RIO DE JANEIRO, June 19 (Reuters Point Carbon) – A patchwork of regional legislation and complex rules governing land ownership have so far kept Brazil from cashing in on what could potentially be the world’s biggest carbon offset market.
The country, home to the much of the planet’s rain forest, has struggled to come up with a national strategy to make money protecting its vast ecosystem with projects that Reduce Emissions from Deforestation and Degradation, also known as REDD.
Although not an official theme of the United Nations’ Conference on Sustainable Development, REDD has been a hot topic this week in Rio de Janeiro, where policymakers from more than 190 nations are meeting to discuss environmental sustainability.
The idea is to get the private sector and governments to pay to reduce deforestation, which accounts for up to 17 percent of global greenhouse gas emissions.
Advocates say REDD is needed to keep the planet from heating up and causing widespread famine and drought, a key objective at U.N. climate conferences.
“You cannot address climate change without including REDD,” says Arild Angelsen, an environmental economist with the Center for International Forestry Research and a professor at the Norwegian University of Life Sciences.
But Brazil, which could potentially produce 58 percent of global REDD credits according to the World Bank, risks falling behind African and Asian nations in attracting private and public investment.

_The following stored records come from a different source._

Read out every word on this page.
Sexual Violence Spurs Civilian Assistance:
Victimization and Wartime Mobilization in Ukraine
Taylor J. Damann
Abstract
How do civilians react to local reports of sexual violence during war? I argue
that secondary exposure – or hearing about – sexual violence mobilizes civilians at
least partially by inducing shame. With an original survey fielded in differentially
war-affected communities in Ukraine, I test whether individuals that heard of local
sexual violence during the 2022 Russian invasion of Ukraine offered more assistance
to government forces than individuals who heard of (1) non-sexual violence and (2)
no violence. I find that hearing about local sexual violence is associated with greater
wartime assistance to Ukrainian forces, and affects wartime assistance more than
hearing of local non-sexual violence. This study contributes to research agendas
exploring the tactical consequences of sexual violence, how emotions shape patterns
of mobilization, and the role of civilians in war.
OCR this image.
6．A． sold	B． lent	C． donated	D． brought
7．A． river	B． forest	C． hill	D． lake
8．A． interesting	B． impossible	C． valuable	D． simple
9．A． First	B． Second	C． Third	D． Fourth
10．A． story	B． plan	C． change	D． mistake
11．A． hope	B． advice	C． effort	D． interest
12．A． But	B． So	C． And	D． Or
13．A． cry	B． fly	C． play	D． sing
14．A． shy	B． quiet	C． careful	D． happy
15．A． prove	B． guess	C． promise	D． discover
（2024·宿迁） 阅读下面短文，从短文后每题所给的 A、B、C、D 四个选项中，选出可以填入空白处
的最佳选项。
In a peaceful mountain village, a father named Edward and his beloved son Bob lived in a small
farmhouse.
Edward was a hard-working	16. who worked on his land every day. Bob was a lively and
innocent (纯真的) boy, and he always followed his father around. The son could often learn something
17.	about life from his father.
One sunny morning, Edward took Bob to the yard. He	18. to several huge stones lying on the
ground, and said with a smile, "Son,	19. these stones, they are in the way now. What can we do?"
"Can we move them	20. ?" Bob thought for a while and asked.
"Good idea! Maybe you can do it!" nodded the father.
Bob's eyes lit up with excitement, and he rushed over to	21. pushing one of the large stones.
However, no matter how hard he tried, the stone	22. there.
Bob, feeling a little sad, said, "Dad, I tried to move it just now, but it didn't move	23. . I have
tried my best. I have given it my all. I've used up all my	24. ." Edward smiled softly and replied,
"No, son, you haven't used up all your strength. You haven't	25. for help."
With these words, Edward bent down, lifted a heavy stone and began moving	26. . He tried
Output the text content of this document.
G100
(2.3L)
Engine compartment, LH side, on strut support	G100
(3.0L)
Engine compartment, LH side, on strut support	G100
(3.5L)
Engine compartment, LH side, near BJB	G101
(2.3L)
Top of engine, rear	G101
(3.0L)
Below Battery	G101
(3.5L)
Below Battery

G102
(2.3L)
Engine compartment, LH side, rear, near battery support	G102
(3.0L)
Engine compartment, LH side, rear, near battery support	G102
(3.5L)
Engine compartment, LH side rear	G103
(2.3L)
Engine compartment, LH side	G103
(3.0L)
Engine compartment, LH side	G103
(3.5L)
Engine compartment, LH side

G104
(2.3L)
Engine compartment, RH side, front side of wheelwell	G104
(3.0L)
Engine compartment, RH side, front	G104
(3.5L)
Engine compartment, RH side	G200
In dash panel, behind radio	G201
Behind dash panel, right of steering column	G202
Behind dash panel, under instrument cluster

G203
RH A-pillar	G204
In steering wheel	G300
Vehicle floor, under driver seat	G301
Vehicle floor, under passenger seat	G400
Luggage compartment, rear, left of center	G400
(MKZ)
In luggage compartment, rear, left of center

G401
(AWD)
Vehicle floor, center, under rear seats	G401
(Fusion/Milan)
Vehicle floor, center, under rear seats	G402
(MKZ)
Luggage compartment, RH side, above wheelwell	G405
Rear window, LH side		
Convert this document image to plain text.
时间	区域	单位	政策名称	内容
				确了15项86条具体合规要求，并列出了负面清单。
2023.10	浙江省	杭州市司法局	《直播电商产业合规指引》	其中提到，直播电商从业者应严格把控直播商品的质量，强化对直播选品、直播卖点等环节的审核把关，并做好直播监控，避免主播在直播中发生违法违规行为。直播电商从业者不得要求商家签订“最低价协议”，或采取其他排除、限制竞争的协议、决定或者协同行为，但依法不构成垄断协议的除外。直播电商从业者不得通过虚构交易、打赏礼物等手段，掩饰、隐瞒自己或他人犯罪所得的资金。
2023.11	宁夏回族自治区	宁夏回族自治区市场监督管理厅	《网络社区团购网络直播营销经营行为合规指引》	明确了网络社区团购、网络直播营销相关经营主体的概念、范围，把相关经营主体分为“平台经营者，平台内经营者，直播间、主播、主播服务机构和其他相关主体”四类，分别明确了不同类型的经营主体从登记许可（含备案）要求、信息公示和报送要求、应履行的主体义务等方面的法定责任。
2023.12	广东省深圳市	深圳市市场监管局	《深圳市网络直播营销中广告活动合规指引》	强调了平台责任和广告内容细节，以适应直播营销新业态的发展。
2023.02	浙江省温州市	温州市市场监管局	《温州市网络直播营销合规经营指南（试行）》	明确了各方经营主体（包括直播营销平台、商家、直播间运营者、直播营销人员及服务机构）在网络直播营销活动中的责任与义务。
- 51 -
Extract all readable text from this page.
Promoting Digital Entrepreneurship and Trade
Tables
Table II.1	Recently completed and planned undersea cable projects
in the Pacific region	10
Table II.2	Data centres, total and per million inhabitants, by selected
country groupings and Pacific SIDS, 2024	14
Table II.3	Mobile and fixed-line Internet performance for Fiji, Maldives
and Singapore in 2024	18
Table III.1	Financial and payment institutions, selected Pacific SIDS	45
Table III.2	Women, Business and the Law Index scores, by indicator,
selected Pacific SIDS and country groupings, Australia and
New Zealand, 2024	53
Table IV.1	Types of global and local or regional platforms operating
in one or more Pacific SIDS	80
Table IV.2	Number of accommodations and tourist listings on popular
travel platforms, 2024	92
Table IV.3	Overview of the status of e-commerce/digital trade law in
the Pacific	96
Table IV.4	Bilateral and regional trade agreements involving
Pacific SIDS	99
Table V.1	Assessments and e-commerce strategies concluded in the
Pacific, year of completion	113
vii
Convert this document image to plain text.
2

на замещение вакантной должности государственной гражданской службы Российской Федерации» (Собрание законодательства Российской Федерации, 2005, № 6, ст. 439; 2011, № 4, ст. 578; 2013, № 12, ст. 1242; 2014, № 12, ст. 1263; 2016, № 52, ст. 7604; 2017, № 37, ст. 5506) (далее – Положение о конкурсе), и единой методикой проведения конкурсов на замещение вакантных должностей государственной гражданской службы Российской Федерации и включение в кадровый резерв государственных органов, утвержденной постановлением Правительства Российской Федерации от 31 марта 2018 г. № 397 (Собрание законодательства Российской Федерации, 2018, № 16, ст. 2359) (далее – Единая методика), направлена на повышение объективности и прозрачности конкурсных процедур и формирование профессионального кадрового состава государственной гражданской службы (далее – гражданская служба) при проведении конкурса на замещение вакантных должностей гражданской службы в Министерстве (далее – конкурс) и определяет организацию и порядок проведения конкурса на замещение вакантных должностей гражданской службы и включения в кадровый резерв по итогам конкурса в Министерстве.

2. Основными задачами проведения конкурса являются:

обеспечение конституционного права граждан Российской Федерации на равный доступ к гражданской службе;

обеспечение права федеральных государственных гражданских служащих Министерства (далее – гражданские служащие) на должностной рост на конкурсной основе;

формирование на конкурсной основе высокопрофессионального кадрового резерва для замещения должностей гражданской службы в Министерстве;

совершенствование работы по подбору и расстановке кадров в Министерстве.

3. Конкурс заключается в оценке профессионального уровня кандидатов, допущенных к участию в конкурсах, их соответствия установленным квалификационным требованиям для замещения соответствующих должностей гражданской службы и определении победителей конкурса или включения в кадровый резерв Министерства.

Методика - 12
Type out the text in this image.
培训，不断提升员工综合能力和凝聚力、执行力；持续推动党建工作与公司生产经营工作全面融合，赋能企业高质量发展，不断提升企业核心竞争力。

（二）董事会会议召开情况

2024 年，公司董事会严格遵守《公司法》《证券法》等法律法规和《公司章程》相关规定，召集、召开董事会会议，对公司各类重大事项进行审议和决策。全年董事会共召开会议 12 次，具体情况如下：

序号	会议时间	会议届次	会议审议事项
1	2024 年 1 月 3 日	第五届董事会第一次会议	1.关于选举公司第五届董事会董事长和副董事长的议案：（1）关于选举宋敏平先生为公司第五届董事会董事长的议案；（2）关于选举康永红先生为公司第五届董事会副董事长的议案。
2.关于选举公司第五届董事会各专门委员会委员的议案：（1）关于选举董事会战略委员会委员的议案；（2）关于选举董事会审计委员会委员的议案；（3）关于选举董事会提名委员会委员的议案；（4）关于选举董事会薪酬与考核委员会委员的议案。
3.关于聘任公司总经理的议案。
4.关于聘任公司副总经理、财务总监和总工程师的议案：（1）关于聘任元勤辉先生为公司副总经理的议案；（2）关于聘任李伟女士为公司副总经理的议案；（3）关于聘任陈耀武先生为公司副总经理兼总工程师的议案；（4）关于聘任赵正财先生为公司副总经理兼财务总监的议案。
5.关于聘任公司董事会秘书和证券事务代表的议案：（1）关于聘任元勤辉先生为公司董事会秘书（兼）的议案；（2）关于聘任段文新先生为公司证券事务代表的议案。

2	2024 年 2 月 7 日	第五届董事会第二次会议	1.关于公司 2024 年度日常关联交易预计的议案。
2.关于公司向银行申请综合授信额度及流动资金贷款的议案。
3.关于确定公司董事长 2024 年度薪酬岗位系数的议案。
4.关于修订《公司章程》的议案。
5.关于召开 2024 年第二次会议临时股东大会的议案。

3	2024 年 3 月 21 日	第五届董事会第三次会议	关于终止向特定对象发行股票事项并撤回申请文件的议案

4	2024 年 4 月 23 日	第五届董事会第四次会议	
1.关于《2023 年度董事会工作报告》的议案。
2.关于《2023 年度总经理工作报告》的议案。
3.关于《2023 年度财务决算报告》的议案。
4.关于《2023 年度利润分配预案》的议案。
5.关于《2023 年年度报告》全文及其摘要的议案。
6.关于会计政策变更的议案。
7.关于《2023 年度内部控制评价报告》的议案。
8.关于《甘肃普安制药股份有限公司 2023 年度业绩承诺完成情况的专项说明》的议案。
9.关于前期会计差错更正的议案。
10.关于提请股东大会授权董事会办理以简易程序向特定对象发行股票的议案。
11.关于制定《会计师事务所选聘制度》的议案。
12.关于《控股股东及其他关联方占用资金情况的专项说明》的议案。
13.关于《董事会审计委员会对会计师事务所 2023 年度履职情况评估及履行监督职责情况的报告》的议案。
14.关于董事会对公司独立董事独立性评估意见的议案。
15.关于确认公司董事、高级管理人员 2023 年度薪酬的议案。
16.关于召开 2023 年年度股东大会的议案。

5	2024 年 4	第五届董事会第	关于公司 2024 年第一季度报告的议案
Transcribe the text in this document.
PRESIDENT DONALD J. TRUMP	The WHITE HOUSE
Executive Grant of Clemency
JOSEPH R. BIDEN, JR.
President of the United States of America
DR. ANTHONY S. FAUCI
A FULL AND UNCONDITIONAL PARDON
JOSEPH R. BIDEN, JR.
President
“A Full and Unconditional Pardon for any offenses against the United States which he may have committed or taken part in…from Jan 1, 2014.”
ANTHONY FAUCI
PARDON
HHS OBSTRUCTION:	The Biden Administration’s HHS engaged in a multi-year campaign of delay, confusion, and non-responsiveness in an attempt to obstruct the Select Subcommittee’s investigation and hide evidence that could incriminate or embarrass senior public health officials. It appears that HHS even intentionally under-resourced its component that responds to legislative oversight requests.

“We have some 19 state-level legislations on climate and REDD and we will have to find a way to harmonize these rules under a national strategy,” Brazilian Climate Change Secretary Carlos Klink said. “We know there is great potential, but also a huge difficulty to move ahead.”
Emission reductions from anti-deforestation projects are not eligible for carbon credits under the international U.N. framework. They are also not allowed in mandatory emissions trading programs in Europe and New Zealand.
Currently, only Japan and the U.S. state of California have said they might accept REDD credits for compliance with their carbon reduction programs.
In 2010, the U.N. asked countries to develop national strategies, baselines and monitoring systems, while discussions continued to include these credits in a new climate regime that could take effect in the next decade.
That triggered a rush in some nations, such as Malaysia, Indonesia and Congo, which were quick to map out national strategies to attract large corporate buyers seeking greener images who want reduce their carbon footprints.
Marco Antonio Fujihara, a consultant with Key Associados, manages two low-carbon funds in Brazil and said financial resources for the few REDD projects that exist have so far originated from donations. When this money runs out, the number of projects will decrease, unless private-sector buyers can be found.
But some investors seeking to buy up land rights lasting decades have in the past been caught short by Brazil’s complex land laws. Earlier this year, Brazil moved to cancel more than 30 such deals unless they had the express permission of the government.
Plinio Ribeiro, executive director of trading and consulting company Biofilica, said investors need clarity or they will stay away.
“The risk is pretty high right now to invest in REDD projects in Brazil,” he said. “A national strategy that is linked to a future national emissions market and that deals with the land ownership issue, would greatly reduce risk and attract a lot of people to these initiatives.”
ROUND OF TALKS
In a bid to get things moving, the Brazilian government announced this week a new round of meetings between officials from states that already have some REDD legislation, such as Acre, Amazonas, Pará and Mato Grosso.
Acre has one of the most-advanced policies and has already clinched a deal with California to trade future carbon credits from its cap-and-trade scheme, which is scheduled to start next year.
Said Monica de los Rios from Acre’s Climate Change Institute: “We spent the last two years defining legal structures in the state, but now we run the risk of not fitting in a future national framework.”